The trend trajectory of trading activity in the mortgage market is tilted slightly in favor of lower rates this morning - thanks in large part to a drop in existing home sales and another weak initial jobless claims report. Those two reports created just enough doubt about the near-term bottoming of the recession to create some selling pressure in the stock market. The government said claims for first-time jobless benefits climbed 27,000 during the week ended April 18th while existing home sales for March posted a sharper than expected 3.0% decline.

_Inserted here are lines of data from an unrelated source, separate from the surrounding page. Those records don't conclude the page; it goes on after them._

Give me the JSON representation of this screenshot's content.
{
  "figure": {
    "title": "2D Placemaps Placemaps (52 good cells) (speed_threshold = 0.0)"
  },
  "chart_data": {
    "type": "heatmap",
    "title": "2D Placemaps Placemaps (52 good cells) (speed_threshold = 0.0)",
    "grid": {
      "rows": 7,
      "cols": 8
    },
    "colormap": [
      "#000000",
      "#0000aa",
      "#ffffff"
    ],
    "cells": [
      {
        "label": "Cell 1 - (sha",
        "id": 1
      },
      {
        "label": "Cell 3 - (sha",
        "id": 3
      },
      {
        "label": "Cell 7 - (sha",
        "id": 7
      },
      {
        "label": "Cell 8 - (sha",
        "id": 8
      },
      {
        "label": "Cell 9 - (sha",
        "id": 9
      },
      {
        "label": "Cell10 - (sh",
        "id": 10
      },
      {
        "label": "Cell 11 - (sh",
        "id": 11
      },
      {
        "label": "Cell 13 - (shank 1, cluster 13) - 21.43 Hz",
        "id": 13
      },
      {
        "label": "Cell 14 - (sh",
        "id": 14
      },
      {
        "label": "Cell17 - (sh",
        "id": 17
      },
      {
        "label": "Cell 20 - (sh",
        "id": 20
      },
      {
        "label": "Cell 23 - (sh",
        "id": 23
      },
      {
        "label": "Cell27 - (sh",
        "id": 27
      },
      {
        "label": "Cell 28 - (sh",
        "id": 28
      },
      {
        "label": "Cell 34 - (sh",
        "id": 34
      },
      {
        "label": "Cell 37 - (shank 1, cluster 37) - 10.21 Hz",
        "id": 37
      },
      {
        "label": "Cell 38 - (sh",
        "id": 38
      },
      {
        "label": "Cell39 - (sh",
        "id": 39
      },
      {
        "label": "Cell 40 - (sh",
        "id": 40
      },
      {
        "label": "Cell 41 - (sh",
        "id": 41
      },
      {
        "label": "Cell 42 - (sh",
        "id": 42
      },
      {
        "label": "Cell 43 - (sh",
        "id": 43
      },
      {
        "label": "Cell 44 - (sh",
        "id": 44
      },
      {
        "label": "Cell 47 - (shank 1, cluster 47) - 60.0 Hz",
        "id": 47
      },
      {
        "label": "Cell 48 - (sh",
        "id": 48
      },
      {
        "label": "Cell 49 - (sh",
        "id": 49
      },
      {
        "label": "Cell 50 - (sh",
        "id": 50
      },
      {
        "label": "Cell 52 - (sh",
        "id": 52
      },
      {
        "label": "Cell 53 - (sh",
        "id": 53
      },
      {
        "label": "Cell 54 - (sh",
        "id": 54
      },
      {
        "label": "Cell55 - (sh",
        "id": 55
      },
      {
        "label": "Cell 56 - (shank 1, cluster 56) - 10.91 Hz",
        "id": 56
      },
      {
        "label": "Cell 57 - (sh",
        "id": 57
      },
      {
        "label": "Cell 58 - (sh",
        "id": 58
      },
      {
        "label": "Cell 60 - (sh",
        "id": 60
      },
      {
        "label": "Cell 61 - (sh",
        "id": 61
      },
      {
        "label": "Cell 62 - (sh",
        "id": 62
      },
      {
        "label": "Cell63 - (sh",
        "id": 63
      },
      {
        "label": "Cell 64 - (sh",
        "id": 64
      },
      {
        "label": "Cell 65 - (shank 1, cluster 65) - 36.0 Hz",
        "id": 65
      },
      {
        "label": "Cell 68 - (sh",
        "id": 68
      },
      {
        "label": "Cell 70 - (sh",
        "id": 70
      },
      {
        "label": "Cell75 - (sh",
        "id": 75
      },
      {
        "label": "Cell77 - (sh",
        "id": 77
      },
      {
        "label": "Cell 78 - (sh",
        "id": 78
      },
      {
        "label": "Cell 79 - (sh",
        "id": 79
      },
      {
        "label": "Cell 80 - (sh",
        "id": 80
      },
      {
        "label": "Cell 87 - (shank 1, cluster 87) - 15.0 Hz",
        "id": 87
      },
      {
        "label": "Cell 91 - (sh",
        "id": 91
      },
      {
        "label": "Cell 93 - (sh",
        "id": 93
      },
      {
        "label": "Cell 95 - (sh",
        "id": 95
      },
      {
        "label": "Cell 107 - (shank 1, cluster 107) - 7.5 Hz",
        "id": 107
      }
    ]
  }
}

The Fed will be banging around in the credit market through about 2:00 p.m. ET today looking to buy longer-dated Treasury securities as part of the central bank's $300 billion program to support steady to lower rates for consumers and businesses. The results of this program on the trend trajectory of mortgage interest rates can best be described as "mixed" in purely academic terms - but no matter how you slice and dice it - in our business a steady mortgage interest rate environment trumps rising rates every time.

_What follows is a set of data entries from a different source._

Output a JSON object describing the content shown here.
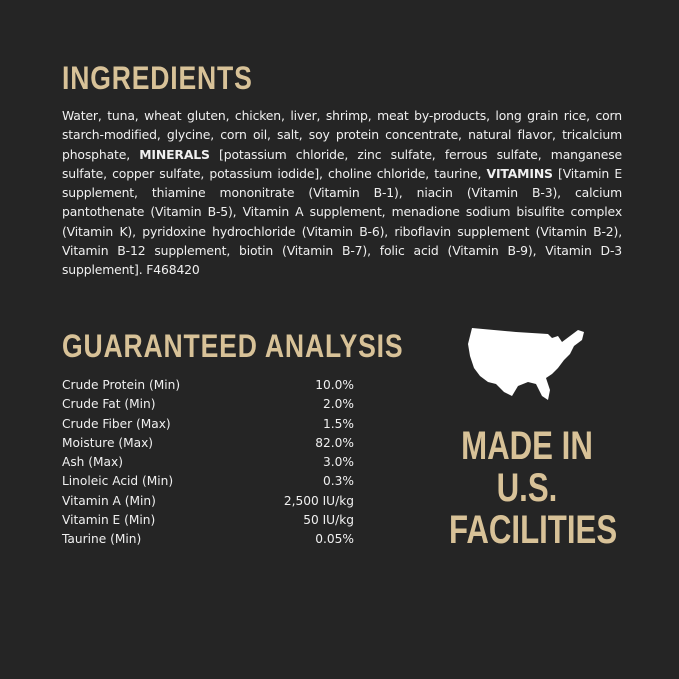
{
  "ingredients": {
    "title": "INGREDIENTS",
    "text_1": "Water, tuna, wheat gluten, chicken, liver, shrimp, meat by-products, long grain rice, corn starch-modified, glycine, corn oil, salt, soy protein concentrate, natural flavor, tricalcium phosphate, ",
    "minerals_label": "MINERALS",
    "text_2": " [potassium chloride, zinc sulfate, ferrous sulfate, manganese sulfate, copper sulfate, potassium iodide], choline chloride, taurine, ",
    "vitamins_label": "VITAMINS",
    "text_3": " [Vitamin E supplement, thiamine mononitrate (Vitamin B-1), niacin (Vitamin B-3), calcium pantothenate (Vitamin B-5), Vitamin A supplement, menadione sodium bisulfite complex (Vitamin K), pyridoxine hydrochloride (Vitamin B-6), riboflavin supplement (Vitamin B-2), Vitamin B-12 supplement, biotin (Vitamin B-7), folic acid (Vitamin B-9), Vitamin D-3 supplement]. F468420"
  },
  "analysis": {
    "title": "GUARANTEED ANALYSIS",
    "rows": [
      {
        "label": "Crude Protein (Min)",
        "value": "10.0%"
      },
      {
        "label": "Crude Fat (Min)",
        "value": "2.0%"
      },
      {
        "label": "Crude Fiber (Max)",
        "value": "1.5%"
      },
      {
        "label": "Moisture (Max)",
        "value": "82.0%"
      },
      {
        "label": "Ash (Max)",
        "value": "3.0%"
      },
      {
        "label": "Linoleic Acid (Min)",
        "value": "0.3%"
      },
      {
        "label": "Vitamin A (Min)",
        "value": "2,500 IU/kg"
      },
      {
        "label": "Vitamin E (Min)",
        "value": "50 IU/kg"
      },
      {
        "label": "Taurine (Min)",
        "value": "0.05%"
      }
    ]
  },
  "origin": {
    "icon": "usa-map-icon",
    "lines": [
      "MADE IN",
      "U.S.",
      "FACILITIES"
    ]
  },
  "colors": {
    "background": "#252525",
    "accent": "#d8c298",
    "text": "#f0f0f0"
  }
}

As mentioned in this space yesterday I think we can expect mortgage interest rates to remain relatively steady at, or near current levels until either data, or events, or both become significant enough to serve as a catalyst to spur an increase in trading activity in the mortgage market.
Tomorrow's durable goods orders and new home sales figures for March won't likely do the "trick" in terms of ramping up trading levels for mortgage-backed securities. So it looks like we will once again be temporarily joined-at-the-hip with the stock markets. Higher stock prices will tend to drag mortgage interest rates higher while lower stocks prices will probably support steady to perhaps fractionally lower rates.